O exemplo chinês sugere, contudo, que tal situação poderia ser rapidamente revertida. Assim como a crise destruiu empresas e empregos de uma hora para outra, a retomada também poderia se dar de modo repentino, quase instantâneo, diferentemente do que aconteceu noutras recessões. O motivo para isso é a natureza da crise atual, em tudo distinta das outras, em particular da que se abateu sobre o planeta depois do colapso financeiro de 2008.
É um truísmo: crises econômicas derivam de problemas econômicos. Pode ser seca de capital, excesso de demanda, falta de oferta, solavanco no ciclo produtivo e uma miríade de fenômenos que os economistas costumam debater de modo acalorado e raramente compreensível.
Desta vez, contudo, a causa é externa. É aquilo que os economistas chamam, em seu linguajar peculiar, de “fator exógeno”. O novo coronavírus obrigou todos a ficar em casa para sobreviver e evitar o colapso do sistema de saúde. Centenas de atividades tiveram de ser interrompidas, houve ondas de demissão, empresas fecharam – como se o mundo tivesse sido obrigado a puxar o freio de mão ao deparar com uma barreira na estrada.
Mas não acabou a gasolina nem quebrou o motor. Todas as condições produtivas e mercantis continuam presentes: capital, instalações, gente para trabalhar e vender. Está tudo aí. O exemplo chinês mostra que, uma vez que se encontre um jeito eficaz de conviver com o vírus, é possível soltar o freio de mão e voltar a andar. Para eles, a estrada é uma descida, então a retomada é mais rápida.

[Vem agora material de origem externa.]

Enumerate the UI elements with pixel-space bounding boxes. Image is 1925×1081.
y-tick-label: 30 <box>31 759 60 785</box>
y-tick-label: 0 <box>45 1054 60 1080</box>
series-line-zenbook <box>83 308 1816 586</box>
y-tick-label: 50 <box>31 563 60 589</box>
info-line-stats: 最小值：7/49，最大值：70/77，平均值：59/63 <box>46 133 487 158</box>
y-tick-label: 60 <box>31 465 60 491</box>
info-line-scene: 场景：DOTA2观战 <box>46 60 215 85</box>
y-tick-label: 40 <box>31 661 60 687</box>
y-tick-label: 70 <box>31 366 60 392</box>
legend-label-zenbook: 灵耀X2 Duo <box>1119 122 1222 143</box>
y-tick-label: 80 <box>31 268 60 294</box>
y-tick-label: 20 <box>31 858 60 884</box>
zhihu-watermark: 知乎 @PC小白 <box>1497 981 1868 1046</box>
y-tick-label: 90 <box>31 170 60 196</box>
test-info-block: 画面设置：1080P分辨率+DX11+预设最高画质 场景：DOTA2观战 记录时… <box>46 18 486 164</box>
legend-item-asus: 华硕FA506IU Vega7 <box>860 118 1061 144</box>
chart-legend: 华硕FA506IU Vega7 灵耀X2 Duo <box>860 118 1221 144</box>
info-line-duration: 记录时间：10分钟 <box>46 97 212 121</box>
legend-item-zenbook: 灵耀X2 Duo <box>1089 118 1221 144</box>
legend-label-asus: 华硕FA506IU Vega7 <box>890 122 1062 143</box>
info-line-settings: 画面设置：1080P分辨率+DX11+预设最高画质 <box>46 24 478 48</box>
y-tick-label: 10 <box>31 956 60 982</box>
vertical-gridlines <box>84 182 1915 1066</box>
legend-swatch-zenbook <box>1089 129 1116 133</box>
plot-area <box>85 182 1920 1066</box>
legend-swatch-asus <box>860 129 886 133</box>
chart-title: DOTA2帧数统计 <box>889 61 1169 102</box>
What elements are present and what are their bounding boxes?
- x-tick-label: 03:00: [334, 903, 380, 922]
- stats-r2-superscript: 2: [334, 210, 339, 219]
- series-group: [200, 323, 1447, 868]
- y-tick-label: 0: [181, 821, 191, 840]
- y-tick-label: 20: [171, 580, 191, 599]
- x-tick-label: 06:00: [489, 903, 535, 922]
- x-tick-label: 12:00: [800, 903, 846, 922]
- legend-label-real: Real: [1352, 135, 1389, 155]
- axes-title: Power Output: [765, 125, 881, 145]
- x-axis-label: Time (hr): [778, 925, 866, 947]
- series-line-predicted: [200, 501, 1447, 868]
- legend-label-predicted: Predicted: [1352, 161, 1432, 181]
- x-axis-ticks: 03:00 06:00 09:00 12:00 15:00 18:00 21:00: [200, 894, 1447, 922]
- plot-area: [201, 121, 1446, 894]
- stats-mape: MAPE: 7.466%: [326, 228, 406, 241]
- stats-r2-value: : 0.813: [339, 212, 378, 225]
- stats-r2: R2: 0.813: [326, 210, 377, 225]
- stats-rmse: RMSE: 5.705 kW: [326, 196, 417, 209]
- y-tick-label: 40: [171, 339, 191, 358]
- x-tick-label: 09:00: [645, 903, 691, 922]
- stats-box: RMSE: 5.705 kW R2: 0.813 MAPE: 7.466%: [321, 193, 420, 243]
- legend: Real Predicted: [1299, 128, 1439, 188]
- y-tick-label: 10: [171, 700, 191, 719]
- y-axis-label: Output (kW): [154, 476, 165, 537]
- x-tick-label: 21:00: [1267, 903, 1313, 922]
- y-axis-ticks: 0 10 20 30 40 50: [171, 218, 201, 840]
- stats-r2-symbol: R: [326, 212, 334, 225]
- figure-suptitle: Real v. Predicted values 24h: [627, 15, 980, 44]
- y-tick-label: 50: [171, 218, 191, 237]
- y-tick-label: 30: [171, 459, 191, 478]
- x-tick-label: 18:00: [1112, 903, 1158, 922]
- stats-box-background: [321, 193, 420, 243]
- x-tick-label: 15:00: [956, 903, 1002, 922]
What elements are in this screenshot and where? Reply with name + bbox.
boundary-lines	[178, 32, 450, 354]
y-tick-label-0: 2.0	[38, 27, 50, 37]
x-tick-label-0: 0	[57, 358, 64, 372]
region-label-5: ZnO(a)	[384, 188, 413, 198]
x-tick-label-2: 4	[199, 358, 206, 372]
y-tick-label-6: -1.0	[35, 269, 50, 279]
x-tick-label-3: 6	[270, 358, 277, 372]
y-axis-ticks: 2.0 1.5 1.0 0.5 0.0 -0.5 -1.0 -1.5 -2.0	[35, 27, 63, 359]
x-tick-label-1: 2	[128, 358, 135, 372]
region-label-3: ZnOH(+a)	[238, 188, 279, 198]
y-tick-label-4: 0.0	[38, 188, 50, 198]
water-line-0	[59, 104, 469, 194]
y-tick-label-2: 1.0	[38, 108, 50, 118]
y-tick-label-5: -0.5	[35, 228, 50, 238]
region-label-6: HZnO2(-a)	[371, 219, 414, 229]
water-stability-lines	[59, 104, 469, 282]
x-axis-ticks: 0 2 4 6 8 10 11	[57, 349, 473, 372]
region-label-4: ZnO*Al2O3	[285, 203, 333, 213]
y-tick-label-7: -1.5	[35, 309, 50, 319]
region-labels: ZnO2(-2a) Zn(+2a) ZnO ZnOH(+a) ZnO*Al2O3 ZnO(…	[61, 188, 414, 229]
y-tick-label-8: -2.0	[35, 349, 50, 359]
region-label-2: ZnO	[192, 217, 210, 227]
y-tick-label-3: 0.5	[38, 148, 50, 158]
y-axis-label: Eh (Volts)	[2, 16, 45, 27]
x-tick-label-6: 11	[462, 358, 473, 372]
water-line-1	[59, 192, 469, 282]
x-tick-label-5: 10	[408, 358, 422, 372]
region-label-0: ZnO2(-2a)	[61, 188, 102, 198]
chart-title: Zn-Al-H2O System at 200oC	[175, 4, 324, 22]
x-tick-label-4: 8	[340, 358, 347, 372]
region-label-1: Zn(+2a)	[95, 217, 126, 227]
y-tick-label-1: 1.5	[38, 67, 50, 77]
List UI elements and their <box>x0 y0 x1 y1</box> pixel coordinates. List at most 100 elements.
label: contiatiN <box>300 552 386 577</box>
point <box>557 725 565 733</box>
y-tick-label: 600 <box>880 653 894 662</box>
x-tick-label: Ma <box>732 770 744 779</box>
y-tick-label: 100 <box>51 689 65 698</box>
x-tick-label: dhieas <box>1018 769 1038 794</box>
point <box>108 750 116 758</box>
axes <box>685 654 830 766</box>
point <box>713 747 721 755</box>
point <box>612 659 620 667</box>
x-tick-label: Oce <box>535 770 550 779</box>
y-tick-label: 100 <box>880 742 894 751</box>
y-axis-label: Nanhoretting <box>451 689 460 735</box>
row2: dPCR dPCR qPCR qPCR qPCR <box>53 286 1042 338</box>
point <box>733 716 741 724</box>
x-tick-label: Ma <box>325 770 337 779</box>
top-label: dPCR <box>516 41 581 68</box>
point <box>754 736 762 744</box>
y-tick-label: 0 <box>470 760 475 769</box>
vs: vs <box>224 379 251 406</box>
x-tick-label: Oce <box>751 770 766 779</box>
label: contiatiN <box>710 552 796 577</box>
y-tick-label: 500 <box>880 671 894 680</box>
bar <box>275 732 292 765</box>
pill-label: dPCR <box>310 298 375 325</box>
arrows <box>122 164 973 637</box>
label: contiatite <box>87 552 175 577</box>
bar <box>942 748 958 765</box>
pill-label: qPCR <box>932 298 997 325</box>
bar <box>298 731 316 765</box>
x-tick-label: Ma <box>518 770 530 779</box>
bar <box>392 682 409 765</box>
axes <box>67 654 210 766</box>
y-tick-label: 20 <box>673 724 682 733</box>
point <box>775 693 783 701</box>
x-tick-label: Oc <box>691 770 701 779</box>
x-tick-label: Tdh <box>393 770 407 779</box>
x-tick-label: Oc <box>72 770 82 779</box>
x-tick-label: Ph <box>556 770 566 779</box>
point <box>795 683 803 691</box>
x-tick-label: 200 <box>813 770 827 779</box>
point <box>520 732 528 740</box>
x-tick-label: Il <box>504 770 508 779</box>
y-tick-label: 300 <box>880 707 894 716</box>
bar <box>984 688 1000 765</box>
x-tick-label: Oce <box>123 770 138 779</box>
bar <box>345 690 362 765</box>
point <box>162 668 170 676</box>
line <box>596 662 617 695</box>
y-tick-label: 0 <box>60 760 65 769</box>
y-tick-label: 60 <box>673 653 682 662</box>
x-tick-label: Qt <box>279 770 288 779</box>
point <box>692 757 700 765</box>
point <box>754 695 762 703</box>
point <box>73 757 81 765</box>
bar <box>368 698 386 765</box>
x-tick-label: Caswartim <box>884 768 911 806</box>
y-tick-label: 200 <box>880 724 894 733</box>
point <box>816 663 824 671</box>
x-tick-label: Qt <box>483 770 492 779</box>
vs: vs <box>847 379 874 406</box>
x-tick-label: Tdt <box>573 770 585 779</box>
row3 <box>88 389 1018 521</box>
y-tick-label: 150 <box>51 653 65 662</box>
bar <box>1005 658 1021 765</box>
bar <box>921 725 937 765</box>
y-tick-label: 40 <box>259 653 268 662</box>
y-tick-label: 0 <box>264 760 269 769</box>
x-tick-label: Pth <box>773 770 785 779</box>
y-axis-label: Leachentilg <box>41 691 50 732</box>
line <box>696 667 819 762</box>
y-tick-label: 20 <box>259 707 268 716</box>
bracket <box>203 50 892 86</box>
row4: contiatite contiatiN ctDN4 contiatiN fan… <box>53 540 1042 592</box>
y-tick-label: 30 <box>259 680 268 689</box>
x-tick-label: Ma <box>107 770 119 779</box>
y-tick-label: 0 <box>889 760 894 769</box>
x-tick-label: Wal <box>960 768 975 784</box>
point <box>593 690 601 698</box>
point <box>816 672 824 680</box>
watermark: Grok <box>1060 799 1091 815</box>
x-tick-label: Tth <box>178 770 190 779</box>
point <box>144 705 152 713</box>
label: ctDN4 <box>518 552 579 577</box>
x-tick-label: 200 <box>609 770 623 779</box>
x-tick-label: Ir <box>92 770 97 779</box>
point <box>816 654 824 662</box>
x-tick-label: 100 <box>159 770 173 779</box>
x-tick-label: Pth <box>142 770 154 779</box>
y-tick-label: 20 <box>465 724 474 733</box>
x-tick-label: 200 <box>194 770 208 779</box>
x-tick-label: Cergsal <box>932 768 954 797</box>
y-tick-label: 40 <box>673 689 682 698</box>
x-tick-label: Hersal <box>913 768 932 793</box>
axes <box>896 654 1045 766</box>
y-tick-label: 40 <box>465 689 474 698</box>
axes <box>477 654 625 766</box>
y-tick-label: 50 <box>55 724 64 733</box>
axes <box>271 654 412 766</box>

No Brasil, com uma ladeira fiscal íngreme e incerta adiante, não dá para confiar numa aceleração tão pronunciada. Mesmo assim, o mecanismo é parecido. Os chineses mostraram que não é impossível retomar o trabalho e conviver com o vírus.
Depois do lockdown que extinguiu a epidemia em Wuhan – primeiro local a registrar um surto –, novas ondas foram suprimidas com quarentenas localizadas e programas de testagem maciça (como em Pequim). Escolas voltaram a funcionar. A população sentiu tranquilidade para sair às ruas e ir às compras.
Medidas de precaução, como máscaras e trabalho remoto, se disseminaram por todo o país. O investimento cavalar em pesquisa traz a esperança de que haja uma vacina num prazo tangível. Das 23 candidatas em testes clínicos, 8 são chinesas (ou usam tecnologia chinesa). Tudo isso transmite ao mercado a confiança necessária para investir e acreditar na volta a uma vida mais próxima da normal.
O exemplo da China mostra também o erro daqueles que, desde o início da pandemia, insistem no relaxamento nas medidas de isolamento como forma de amortecer o impacto econômico. Na verdade, a retomada depende da confiança, que só existe quando o avanço do vírus cessa (ou dá sinais de cessar). Quanto mais relaxadas as medidas de controle, mais difícil deter a expansão da doença e maior a insegurança dos agentes econômicos – sejam eles empresas, sejam consumidores.
O governo brasileiro, em vez de negar fatos científicos e insistir em drogas milagrosas e teorias conspiratórias para ganhar curtidas nas redes sociais, deveria garantir um acompanhamento profissional da pandemia. Em vez de militares e generais ignorantes, a gestão deveria ser posta a cargo de epidemiologistas e médicos qualificados.
O receituário para conviver com o vírus já é conhecido. Foi aplicado não apenas na China, mas em todos os países bem-sucedidos no controle da pandemia: obrigatoriedade de máscaras, proibição de grandes aglomerações (como torcida em jogos de futebol), incentivo ao trabalho remoto, infra-estrutura para testes em massa e isolamento dos infectados, restrições ao movimento nas regiões afetadas, quarentena radical para debelar novos surtos.
Está tudo ao nosso alcance. Se não tivéssemos um governo e uma elite política e empresarial tão ignorantes, com tanta resistência a estudar e a aceitar a realidade, seria perfeitamente possível – quem sabe? – alcançar um crescimento de 5% já no ano que vem. Claro que, nesse caso, não seríamos o Brasil, mas talvez um país mais parecido com a China.